I'd look on ebay for diffusers and safety valves in the 50-75 psi range. But, to be honest, If you're going the DIY route, go as cheap as possible. Although it was fun making this I would have rather saved up $100 and bought a paintball tank and a regulator with solenoid. But for just starting out, here's the cheapest way possible. Look for a drill bit smaller than 1/4 inch, get a 2 liter coke bottle and drill a hole in the cap slightly smaller than your tubing. Now, cut your tubing so that it makes a nice point and slide it through your cap. Pull it through the cap using some pliers. You want it to be sort of difficult because that makes a nice airtight seal. Run the tubing to a  Diffuser like this one. I like this one because it's plastic and won't break(I've broken every glass diffuser I've owned), it's only $13, comes with a checkvalve and bubble counter all in one. I think that's the best way to run DIY CO2 until you can save up some money and get a pressurized system.


----------



## BlueJack (Apr 15, 2011)

Update on some results I've had with this setup so far.

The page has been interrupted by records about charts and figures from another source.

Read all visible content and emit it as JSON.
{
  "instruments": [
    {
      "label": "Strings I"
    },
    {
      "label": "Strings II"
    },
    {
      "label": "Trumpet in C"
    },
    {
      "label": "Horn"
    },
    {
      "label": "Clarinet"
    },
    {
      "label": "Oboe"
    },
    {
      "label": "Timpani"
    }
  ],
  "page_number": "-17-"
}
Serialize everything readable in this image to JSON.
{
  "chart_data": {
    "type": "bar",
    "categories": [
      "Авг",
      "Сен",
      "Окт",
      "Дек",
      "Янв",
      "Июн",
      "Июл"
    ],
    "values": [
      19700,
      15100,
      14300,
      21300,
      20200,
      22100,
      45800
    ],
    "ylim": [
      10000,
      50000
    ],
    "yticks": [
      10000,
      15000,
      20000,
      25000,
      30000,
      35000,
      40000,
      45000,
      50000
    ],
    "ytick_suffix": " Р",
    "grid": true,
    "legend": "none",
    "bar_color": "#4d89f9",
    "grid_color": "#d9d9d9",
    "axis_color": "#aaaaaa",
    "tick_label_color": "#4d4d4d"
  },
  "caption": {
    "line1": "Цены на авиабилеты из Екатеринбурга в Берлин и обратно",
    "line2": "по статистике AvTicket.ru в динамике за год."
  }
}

I think I've found the perfect recipe. Right now I run the CO2 for 8 hrs a day(when lights are on), and close the ball valve for 16 hrs. Recipe: 1/2 tsp wine yeast, 1 tsp baking soda, 2 cups of sugar, lasted ~5-1/2 weeks @ 2bps. I've used this recipe twice now with the same results. 5-1/2 weeks is a looonng time for diy co2. 

Another thing I've been wondering about is just how necessary my safety valves is. It's set at 60psi and has *never* gone off. This leads me to believe the pressure never gets that high overnight. Maybe that elaborate setup is really not necessary then.

A cheaper solution would be to use 1 bottle for fermenting yeast & 1 bottle for storing CO2 overnight. To turn on/off the CO2 you could just use two needle valves linked in parallel. One needle valve for turning on/off the flow, and one that is set for how ever many bubbles per second you want. (that's how mine is setup now, I just open the ball valve and my needle valve is set for 2bps.) 

That's a pretty cheap way (~$6) to be able to turn on/off DIY CO2 and regulate the amount of BPS coming out.


----------